高速静压内置式电主轴系统稳定性分析及优化

Stability analysis and optimization for a high-speed built-in motorized hydrostatic spindle system

针对高效精密机床电主轴系统的高速化,讨论液体静压主轴系统失稳机理,并对高速静压内置式电主轴系统进行稳定性分析;提出基于遗传算法的电主轴系统稳定性优化方法。以系统稳定性评价指标为优化目标、电主轴系统轴向尺寸参数为设计变量,采用高效微型遗传算法实现电主轴系统稳定性优化。该方法既能高效解决增强轴系稳定性优化问题,又可避免复杂结构参数修改;通过某高速磨床静压内置式电主轴系统稳定性分析及优化对该方法进行验证。结果表明,稳定性分析及优化后系统稳定性得到明显提高。

Aiming at the high speed trend of high precision machine tool spindle systems,to study their stability in design process becomes very important. Firstly,the instability mechanism of a hydrostatic spindle system was discussed and the stability of a high-speed built-in motorized hydrostatic spindle system was analyzed.
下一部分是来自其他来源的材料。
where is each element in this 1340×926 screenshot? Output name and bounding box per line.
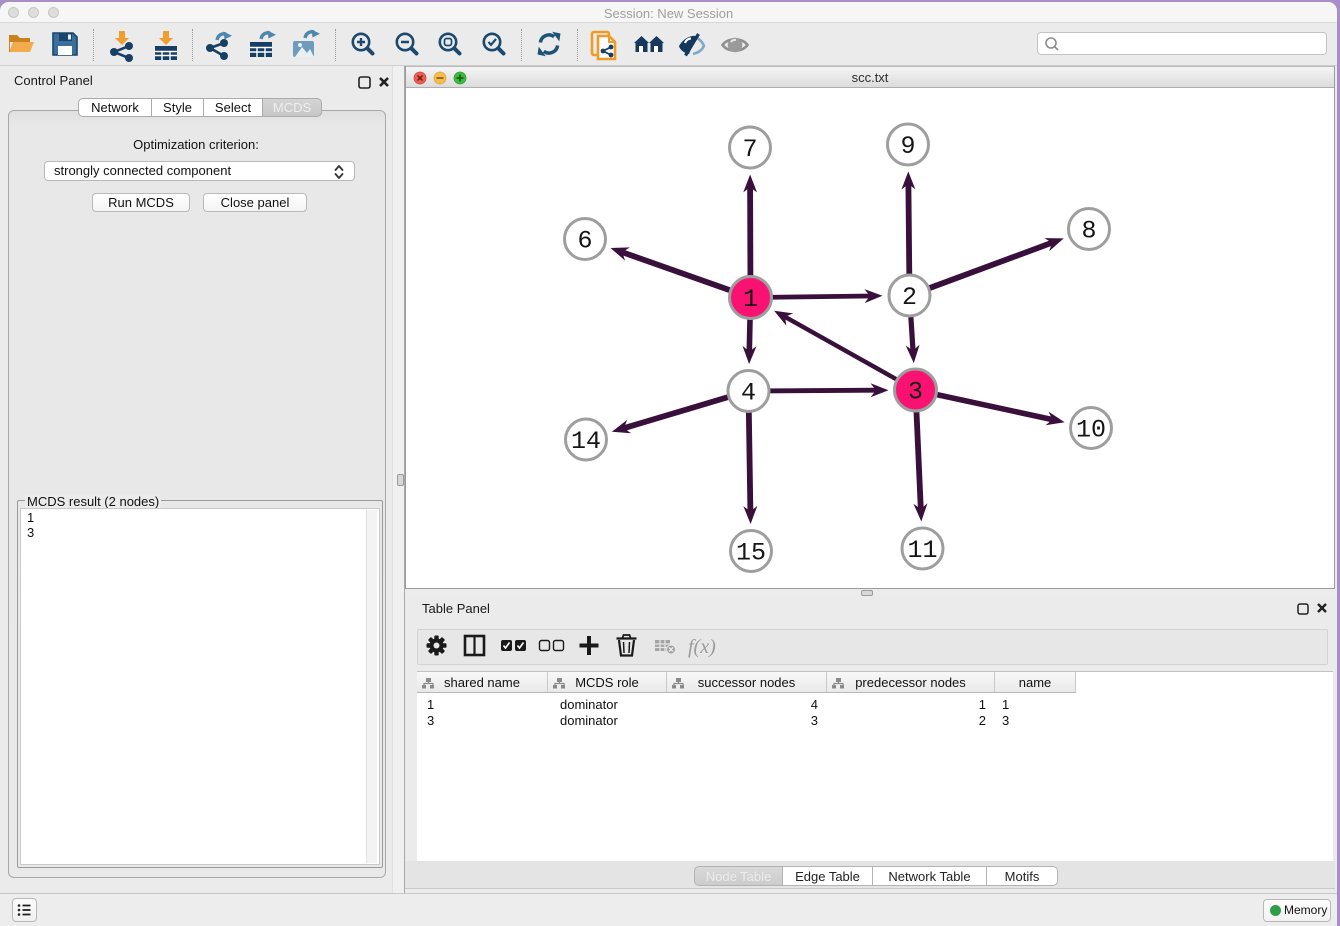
svg-text:9: 9 <box>900 132 915 161</box>
svg-text:4: 4 <box>741 379 756 408</box>
svg-text:1: 1 <box>743 285 758 314</box>
svg-text:6: 6 <box>577 227 592 256</box>
svg-text:8: 8 <box>1081 217 1096 246</box>
svg-text:11: 11 <box>907 536 937 565</box>
svg-text:7: 7 <box>742 135 757 164</box>
svg-text:2: 2 <box>902 283 917 312</box>
svg-text:15: 15 <box>736 539 766 568</box>
svg-text:14: 14 <box>571 427 601 456</box>
svg-text:10: 10 <box>1076 416 1106 445</box>
svg-text:3: 3 <box>908 378 923 407</box>
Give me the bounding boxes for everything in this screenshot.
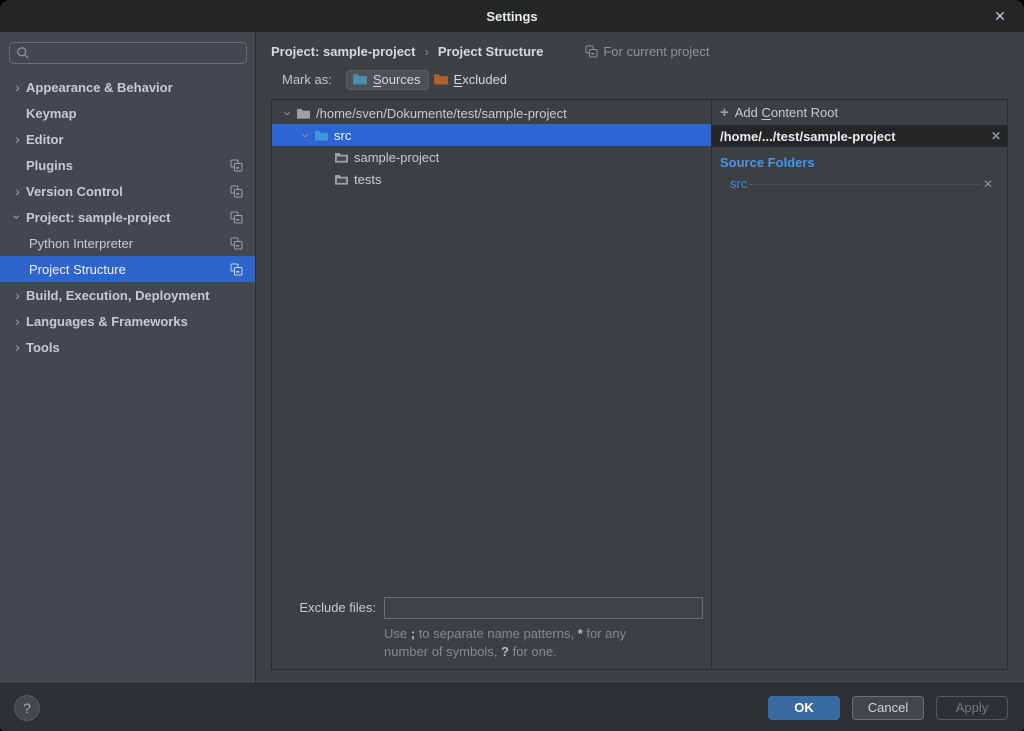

Then,an optimization method named the mirco genetic algorithm for stability of a motorized spindle system was proposed based on the genetic algorithm.The objective was to maximize the stability evaluation index of the system and the axial size parameters of the spindle system were taken as the design variables. The effective micro genetic algorithm was adopted for the stability optimization of the spindle system. Eventually,higher stability was achieved,the modification of the parameters of complex structure was avoided. As an example,the stability of a high-speed grinder motorized hydrostatic spindle system was analyzed and then optimized using this optimization method. The results indicated that the stability of the motorized spindle system can be improved obviously with the proposed method.